Ainsi,en incluant la catégorie «Terrain» tout en limitant le montant des HLC considérées, ce segment «consommateur» cumule la majorité (63%) des HLC post-pandémiques. De plus, les HLC de moins de 25 k$ représentent 30% de ce segment, soit 19% des HLC post-pandémiques totales. La forte augmentation post-pandémique est similaire pour ce segment qui est passé de 1595 à 3940/an (mai 2023)  (+147 % en 3 ans). Le montant moyen des HLC post-pandémiques de ce segment est de près de 103,5 k$, mais si l’on s’intéresse uniquement aux 30% à moins de 25 k$, il est d’un peu plus de 13,2 k$.

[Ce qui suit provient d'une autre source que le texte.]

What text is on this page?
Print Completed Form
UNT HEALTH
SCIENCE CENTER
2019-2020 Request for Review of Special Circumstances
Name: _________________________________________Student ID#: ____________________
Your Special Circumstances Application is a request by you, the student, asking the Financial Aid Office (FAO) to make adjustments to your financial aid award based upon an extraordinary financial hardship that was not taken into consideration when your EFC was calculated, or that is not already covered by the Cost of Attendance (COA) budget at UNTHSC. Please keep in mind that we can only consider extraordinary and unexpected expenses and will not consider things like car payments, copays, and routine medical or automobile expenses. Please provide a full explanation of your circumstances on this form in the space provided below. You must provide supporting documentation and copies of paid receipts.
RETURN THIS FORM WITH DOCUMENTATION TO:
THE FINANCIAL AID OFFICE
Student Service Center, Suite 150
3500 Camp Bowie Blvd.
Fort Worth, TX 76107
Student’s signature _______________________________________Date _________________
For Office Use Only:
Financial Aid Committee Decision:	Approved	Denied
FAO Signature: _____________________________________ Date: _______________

Bien que le phénomène dans ce segment se soit montréalisé depuis la pandémie (les parts pré, puis post-pandémiques que cumulent Montréal et Laval sont passées de 36 à 49 %), il est bien présent partout au Québec, avec 32% cumulés dans les régions de Québec et des couronnes métropolitaines, puis 19 % dans le reste de la province. En proportion de la population, la moyenne québécoise est à 91 HLC par 100 000 habitants. À noter que dans ce segment, outre Montréal (143) et Laval (220), la région des Laurentides (126) est la seule région au-dessus de la moyenne. À l’inverse, les régions du Nord-du-Québec (0), du Bas-Saint-Laurent (23), de la Mauricie (28) et de l’Abitibi-Témiscamingue (28) sont celles où il y en a le moins, en proportion de la population. 

Pour conclure, sans même considérer les nombreux appels qu’elle reçoit à ce sujet, l’ACQC considère donc que ce problème est toujours d’actualité (et même en augmentation) et que son interprétation de celui-ci est toujours tout à fait compatible avec les données disponibles. Nous maintenons donc notre revendication d’interdire (au moins lorsqu’il est question d’un bâtiment ou terrain zoné résidentiel) l’inscription d’une HLC de 15 000 $ ou moins (seuil de la Cour des petites créances), ainsi que de moins de 20 000 $ (seuil de l’article 700 du Code de procédure civile) sur la résidence principale du débiteur. Notre analyse étant ciblée sur le type de cas qu’on nous dénonce régulièrement, je ne traiterai pas ici des nombreuses autres modifications souhaitées. Néanmoins, nous appuyons fortement les recommandations du rapport de la Chambre des notaires du Québec à ce sujet (2021) et réitérons que le ministre de la Justice, Simon Jolin-Barrette, devrait donner suite à sa promesse électorale de 2018 de modifier les règles de l’HLC.